Stable Baselines3 combines terminated and truncated with a logical OR to trigger the automatic environment reset. Implement both flags for compatibility.

_reset(*, seed: int | None = None, options: dict[str, Any] | None = None) → dict[str, Any][source]

Reset the internal state of the environment and return info dictionary.

This private method initializes the internal self.state dictionary by reading initial paramneter values from the PyomoModel. It does not use the seed parameter since the initial state is determined by the user configuration.

For Custom environments, the first line of reset() should be super().reset(seed=seed) which implements the seeding correctly.

The public reset method handles the Gymnasium interface including observation filtering and proper seeding mechanism.

Parameters:

seed – The seed for initializing any randomized components of the state. Subclasses should use this for reproducible randomness in their state init
options – Additional information to specify how the environment is reset (optional, depending on the specific environment) (default: None)

Returns:

Info dictionary containing information about the initial state. The initial observations are automatically filtered from the internal state by the public reset method and must not be returned here.

Note

The base implementation initializes observations from the pyomo model without using the seed. Subclasses should use the seed parameter for any additional randomized state observations they implement.

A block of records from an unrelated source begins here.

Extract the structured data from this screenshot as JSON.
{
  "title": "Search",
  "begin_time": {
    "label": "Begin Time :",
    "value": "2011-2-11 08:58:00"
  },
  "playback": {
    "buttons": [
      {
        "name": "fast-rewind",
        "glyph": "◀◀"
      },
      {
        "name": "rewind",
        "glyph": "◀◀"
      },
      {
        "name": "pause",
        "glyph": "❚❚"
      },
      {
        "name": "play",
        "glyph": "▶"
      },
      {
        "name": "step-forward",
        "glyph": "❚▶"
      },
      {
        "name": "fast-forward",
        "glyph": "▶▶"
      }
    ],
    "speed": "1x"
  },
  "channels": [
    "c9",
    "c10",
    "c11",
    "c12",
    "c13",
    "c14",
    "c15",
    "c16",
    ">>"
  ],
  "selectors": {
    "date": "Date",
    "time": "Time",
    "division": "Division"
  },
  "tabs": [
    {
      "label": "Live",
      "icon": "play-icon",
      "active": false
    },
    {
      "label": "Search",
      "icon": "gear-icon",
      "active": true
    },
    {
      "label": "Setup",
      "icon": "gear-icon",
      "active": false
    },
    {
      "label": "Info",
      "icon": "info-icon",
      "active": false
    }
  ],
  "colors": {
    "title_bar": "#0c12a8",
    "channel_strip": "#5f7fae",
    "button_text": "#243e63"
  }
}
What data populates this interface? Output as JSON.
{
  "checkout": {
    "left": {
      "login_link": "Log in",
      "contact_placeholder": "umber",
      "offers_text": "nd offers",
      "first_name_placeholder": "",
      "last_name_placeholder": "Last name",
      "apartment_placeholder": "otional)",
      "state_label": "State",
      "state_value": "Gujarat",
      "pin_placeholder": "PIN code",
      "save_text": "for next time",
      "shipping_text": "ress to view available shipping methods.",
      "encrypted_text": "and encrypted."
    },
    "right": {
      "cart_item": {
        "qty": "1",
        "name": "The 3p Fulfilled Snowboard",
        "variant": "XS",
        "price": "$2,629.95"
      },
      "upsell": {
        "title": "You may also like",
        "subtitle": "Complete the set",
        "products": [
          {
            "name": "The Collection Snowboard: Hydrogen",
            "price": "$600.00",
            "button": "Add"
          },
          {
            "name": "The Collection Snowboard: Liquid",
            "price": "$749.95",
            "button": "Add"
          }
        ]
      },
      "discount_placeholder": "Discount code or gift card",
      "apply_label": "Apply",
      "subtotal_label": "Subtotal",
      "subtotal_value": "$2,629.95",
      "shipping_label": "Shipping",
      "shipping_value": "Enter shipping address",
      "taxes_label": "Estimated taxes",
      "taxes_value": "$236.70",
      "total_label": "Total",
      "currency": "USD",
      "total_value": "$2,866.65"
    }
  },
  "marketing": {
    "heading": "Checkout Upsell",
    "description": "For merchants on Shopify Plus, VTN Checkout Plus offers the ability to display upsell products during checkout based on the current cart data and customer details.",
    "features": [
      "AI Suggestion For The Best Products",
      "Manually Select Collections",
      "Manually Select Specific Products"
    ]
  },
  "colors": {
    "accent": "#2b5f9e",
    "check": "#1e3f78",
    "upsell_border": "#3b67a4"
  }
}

close() → None[source]: Close the environment. This should always be called when an entire run is finished. It should be used to close any resources (i.e. simulation models) used by the environment.

static create_state(model: pyo.ConcreteModel, model_name: str, output_dir: pathlib.Path | str | None = None) → None[source]

Create both state config and parameters files from a Pyomo model.

This method creates both a state configuration TOML file (containing variables/observations) and a parameters TOML file from a Pyomo ConcreteModel, providing a complete setup for Pyomo-based environments.

Parameters:

model – Pyomo ConcreteModel instance.
model_name – Name of the model for identification.
output_dir – Directory where files should be created. If None, uses current working directory.